One of the main reasons for this is saving memory.

Creating Strings using the new keyword

There are two options to create strings from literals. The first we have already used, which is direct assignment of a String literal. The second option is using the approach of using the new keyword, as we have done already with classes such as Random.

As with any other class, you can create objects from classes by using the new keyword.

String greetings = new String("Hello there. What a fascinating world we live in");

// Print the greetings String to the terminal
Console.WriteLine(greetings);

This approach is the general way of creating objects from classes, but is rarely seen in cases of strings. This because this approach will force the creation of new String objects and therefore not use the String pool.

What about non-literals

What about when the string is not created using a string literal but coming for example from user input? In this case the string intern pool mechanism is not used.

So why aren't all strings interned by default, then? Basically because using the intern string pool requires CPU cycles to check if the string exists in the pool. When not using the string pool mechanism, it's just memory that is being consumed.

Strings are Immutable

An object whose internal state cannot be changed after it is created is known as an Immutable object. The String class is such an example. Objects of type String cannot be changed. If you assign a new value to a String variable, actually a new String object is created (of course after the pool is checked in case of literals).

So for example the following code will result in a string pool as shown in the image following the code.

string hello = "Hello World";

string greetings = "Hello World";
greetings = "Hello from C#";

Changing an Immutable String

If one thinks about it, it's quite logical that String objects are immutable. Otherwise the string pool would not be practical if other variables would be able to modify your objects.

String Interning

The string pool is the CLR's particular implementation of the concept of string interning. In computer science, string interning is a method of storing only one copy of each distinct string value, which must be immutable. Interning strings makes some string processing tasks more time- or space-efficient at the cost of requiring more time when the string is created or interned. The distinct values are stored in a string intern pool.

Strings have Methods

Once an object of String exists, actions can be requested from the object. This is most often referred to as calling methods of the object.

To call a method of an object one can use the following syntax:

object.nameOfMethod();

So, calling method is stating its name followed by parentheses (). However a method can only be called on an object, so this needs to be specified first by stating the name of the object variable followed by the dot . operator.

For example to convert a full string to lowercase, one can call the ToLower() method as shown in the next code snippet. The method will return a new string object which can be stored inside a variable or processed directly.

string hello = "Hello World";

// Converting to lower case
string helloLowerCase = hello.ToLower();

Console.WriteLine($"{hello} converted to lowercase results in {helloLowerCase}");

Output

Hello World converted to lowercase results in hello world

Take a look at the C# API documentation to find out more about the String class. It can be found at https://docs.microsoft.com/en-us/dotnet/csharp/programming-guide/strings/open in new window.

Accessing the Characters

As stated before, a string is internally a sequence of characters. This would suggest that each character is accessible separately. And it is, through the index operator []. The index operator takes an integral value and uses it to select the element at that index (zero-based).
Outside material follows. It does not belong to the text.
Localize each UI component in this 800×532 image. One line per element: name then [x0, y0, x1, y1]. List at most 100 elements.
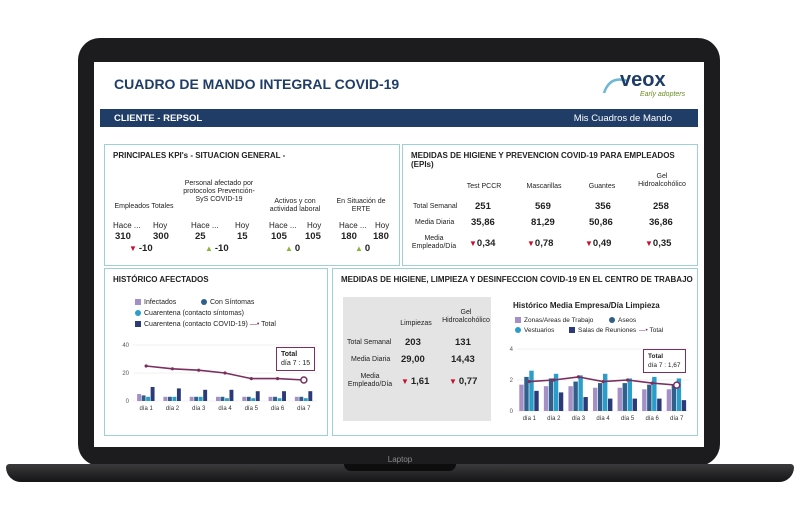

So to print the characters of a string to the terminal separated by a space, a for loop can be used as shown in the next snippet.

string helloWorld = "Hello World from C#!";

for (int i = 0; i < helloWorld.Length; i++) {
  char character = helloWorld[i];
  Console.Write($"{character} ");
}



 


Output

H e l l o   W o r l d   f r o m   C # !

Note how the length of the string can be accessed by using the property helloWorld.Length. More on properties later.